News is, we’re getting closer. Apparently someone told Madison Avenue that Americans are starting to care more about what they’re putting into their bodies. The response hasn’t been to change the product, but how it’s presented: according to a recent article in the Washington Post, food marketers are starting to advertise food for having recognizable, and relatively few, ingredients. “White corn, vegetable oil and salt,” says an ad for Tostitos. “Three ingredients is good.”
My question is, good for who? The general message of these ads (and there are others, for potato chips and Fritos, ice cream and Snapple) seems to be that simple ingredients equals healthy ingredients. That’s not always true – think about sugar, or something like animal fat.
That’s what rubs me about these ads: they take a complex problem – what’s the healthiest way to eat? – and oversimplify it with a simple equation of their product to the good thing. This particular campaign doesn’t bug me so much, because I think the claim (that natural ingredients are better for you) is by and large true, despite the lack of nuance. But I worry about what’s to come. The Post article suggests what may be the next generation for food marketing:
Up next for food manufacturers’ marketing plans: going local. The concept is the current darling of sustainable-food advocates and environmentalists because food sourced or processed locally tends to be fresher and have a lower carbon footprint. Frito-Lay’s Gonzalez noted that the company has 32 plants around the country and that, for example, Tostitos sold in Washington area stores were produced 70 miles away in Aberdeen, Md. The company is working on new messages to connect their products to local communities.

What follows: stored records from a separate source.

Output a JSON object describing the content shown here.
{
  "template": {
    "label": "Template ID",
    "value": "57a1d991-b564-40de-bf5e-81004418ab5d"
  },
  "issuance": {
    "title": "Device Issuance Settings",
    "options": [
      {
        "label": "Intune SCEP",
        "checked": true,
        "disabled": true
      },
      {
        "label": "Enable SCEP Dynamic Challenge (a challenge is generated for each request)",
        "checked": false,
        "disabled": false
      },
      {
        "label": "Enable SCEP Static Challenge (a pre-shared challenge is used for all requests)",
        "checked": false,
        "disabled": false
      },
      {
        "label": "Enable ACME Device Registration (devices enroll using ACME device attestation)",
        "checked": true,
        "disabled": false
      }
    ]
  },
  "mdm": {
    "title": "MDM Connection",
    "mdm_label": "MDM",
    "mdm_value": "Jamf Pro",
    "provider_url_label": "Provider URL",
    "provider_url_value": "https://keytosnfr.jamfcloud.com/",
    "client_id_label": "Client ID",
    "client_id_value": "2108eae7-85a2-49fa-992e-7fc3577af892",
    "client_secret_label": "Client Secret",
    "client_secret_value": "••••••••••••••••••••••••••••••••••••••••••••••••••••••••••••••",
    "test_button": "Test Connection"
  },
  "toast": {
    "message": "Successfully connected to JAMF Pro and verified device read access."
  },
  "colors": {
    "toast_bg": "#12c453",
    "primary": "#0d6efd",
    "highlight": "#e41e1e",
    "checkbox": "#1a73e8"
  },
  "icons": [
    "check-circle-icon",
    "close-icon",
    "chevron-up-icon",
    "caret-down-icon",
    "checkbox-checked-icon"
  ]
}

As with natural ingredients, this seems like a good thing. People should care if their food is sourced locally, and have the information to decide accordingly. But as with natural ingredients, and with the promotion of USDA Certified Organic food in the past, local food is not necessarily the best food – for your health or for the environment. “Local” as a label, like “organic” and “natural,” can be a helpful heuristic. But no marketing ploy, however well-attuned to the changing desires of more sustainably-minded consumers, should be allowed to serve as a stand-in for truly healthy and sustainable food.